Tobramycin与16S rRNA A位点复合物的分子动力学模拟

采用分子动力学方法(Molecular dynamics, MD)对托普霉素(Tobramycin)与16S rRNA的A位点复合物的特异性识别机制进行了理论模拟研究, 模拟时间为3.6 ns. 结果表明, A位点中波动最大的部位是两个环外碱基A1492和A1493; tobramycin的环Ⅰ和环Ⅱ是其最保守的结构单元, 可能参与了Tobramycin与16S rRNA的A位点之间的特异性识别. 另外, 发现一个残存时间为3.6 ns的“结构化”水分子, 它桥接了Tobramycin环Ⅱ的N3与环Ⅰ的N6'之间的氢键, 稳定了Tobramycin的结构; Tobramycin周围水合密度较高的位点出现在环Ⅰ和环Ⅱ附近, 这也正是晶体结构中形成较多水媒介氢键及动力学模拟中结构化水分子出现的位置. 动力学模拟证实Tobramycin与16S rRNA间的结合是大量氢键及水分子相互作用的结果, 这有助于设计和开发以Tobramycin为基础, 具有高亲和力及特异性的16S rRNA抑制剂.

Molecular Dynamics Simulation on the Complex of the Tobramycin and 16S rRNA A Site

A 3.6 ns molecular dynamics simulation was carried out on the complex system of tobramycin and 16S rRNA in order to understand the speciality recognition mechanism between tobramycin and 16S rRNA at the molecular level. The results demonstrate that two looped out bases(A1492 and A1493) of the A site is the flexible part, while ringⅠand ringⅡ of tobramycin are the most conservative elements. Moreover, ringⅠand ringⅡ of tobramycin may be function conservative unit which may participate in the specificity recognition for tobramycin binding to the 16S rRNA A site. In addition, a structural water molecule was detected during the whole MD simulation trajectory, which bridged the contacts between ringⅡ(N3)and ringⅠ(N6') of tobramycin and enhanced the rigid of tobramycin structure.

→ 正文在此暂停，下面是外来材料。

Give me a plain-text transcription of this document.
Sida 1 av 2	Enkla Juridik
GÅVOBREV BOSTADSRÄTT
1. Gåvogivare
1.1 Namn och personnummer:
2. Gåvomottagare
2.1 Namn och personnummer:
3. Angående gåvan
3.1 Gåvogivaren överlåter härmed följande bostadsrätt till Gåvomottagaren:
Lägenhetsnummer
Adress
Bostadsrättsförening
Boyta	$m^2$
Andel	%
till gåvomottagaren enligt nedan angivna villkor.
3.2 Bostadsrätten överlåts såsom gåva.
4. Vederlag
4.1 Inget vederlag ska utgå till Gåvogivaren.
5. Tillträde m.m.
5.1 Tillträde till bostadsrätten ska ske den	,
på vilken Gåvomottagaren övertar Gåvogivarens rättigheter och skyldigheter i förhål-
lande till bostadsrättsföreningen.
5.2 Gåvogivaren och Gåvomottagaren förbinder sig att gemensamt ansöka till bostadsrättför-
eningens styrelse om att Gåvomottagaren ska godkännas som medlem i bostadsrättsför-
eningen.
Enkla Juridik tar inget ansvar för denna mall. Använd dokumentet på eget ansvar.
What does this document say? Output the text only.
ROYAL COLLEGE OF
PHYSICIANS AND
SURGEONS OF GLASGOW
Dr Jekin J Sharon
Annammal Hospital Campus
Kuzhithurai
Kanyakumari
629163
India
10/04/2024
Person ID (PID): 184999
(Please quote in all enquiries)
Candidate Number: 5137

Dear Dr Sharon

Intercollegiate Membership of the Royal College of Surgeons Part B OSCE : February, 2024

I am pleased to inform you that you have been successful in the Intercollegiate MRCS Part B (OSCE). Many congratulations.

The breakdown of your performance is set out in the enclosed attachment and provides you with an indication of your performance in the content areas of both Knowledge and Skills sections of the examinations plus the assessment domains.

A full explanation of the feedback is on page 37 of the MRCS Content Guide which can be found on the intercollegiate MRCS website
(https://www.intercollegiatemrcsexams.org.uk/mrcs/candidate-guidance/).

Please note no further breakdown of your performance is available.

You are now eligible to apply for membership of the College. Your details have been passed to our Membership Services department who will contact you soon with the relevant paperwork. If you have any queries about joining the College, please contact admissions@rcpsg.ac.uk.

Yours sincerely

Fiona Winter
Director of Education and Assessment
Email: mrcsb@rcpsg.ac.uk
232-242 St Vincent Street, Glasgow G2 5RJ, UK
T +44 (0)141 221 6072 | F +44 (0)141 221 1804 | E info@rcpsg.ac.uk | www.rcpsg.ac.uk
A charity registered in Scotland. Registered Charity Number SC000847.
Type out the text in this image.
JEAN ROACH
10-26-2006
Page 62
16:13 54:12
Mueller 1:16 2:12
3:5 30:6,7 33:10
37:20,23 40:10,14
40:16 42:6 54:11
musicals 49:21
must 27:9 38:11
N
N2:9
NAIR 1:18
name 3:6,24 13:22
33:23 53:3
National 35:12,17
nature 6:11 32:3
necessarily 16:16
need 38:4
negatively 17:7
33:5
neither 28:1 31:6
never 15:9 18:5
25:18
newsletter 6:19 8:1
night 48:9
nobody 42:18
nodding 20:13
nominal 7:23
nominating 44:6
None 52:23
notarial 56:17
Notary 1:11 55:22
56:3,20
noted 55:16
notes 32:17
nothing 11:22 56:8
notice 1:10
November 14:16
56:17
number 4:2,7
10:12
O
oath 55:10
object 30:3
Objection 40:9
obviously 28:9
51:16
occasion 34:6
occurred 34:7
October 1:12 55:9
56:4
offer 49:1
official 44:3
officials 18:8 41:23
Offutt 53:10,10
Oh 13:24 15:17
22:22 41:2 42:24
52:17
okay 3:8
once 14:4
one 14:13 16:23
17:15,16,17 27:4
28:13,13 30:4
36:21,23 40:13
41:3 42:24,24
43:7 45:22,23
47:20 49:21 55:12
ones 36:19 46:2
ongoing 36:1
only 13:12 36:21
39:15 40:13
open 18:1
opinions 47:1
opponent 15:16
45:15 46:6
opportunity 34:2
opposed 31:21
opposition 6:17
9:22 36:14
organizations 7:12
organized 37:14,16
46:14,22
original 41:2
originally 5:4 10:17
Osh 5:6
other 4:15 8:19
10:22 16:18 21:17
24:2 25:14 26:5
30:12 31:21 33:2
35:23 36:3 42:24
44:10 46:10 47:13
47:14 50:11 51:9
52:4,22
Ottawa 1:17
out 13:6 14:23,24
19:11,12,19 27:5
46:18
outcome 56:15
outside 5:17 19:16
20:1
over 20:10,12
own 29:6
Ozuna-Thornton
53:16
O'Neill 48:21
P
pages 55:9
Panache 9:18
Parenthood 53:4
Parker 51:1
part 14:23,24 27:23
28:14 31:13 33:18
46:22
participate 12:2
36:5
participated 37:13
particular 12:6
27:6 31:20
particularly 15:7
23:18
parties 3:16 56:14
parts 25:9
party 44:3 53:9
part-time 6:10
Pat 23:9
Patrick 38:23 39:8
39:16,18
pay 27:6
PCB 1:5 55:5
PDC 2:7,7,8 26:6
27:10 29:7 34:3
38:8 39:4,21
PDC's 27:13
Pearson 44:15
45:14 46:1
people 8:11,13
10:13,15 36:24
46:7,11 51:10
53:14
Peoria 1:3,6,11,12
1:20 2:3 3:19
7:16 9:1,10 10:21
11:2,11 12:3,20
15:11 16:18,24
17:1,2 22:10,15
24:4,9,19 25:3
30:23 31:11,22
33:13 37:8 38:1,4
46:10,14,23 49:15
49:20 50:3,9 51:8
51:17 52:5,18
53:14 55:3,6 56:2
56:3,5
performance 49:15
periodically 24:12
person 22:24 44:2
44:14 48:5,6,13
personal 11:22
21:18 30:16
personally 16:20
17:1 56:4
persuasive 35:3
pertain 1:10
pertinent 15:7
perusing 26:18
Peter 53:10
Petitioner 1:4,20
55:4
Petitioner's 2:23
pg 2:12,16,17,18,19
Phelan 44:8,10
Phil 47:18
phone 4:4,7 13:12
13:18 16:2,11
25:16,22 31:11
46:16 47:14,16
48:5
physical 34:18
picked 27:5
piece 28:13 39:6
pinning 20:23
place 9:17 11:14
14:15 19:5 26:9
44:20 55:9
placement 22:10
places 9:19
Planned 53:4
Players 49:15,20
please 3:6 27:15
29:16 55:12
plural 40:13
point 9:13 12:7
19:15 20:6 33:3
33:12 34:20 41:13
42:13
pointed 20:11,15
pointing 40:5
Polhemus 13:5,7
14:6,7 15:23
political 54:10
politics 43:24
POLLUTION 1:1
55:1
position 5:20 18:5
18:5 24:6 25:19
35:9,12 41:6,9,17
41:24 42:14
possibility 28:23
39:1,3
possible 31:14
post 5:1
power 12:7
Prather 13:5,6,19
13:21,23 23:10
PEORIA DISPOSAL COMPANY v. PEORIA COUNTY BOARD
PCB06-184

There is one hydration site with the higher water density in the vicinity of ringⅠand ringⅡ of tobramycin. This result is consistent with the crystal structure detected that the most water-medial hydrogen bonds were listed in the same situation. Our study illustrates that recognition mechanism between tobramycin and 16S rRNA A site was due to a few hydrogen bond and water molecule interactions, which play a great role in designing high affinity and speciality inhibitors of 16S rRNA A site based on tobramycin.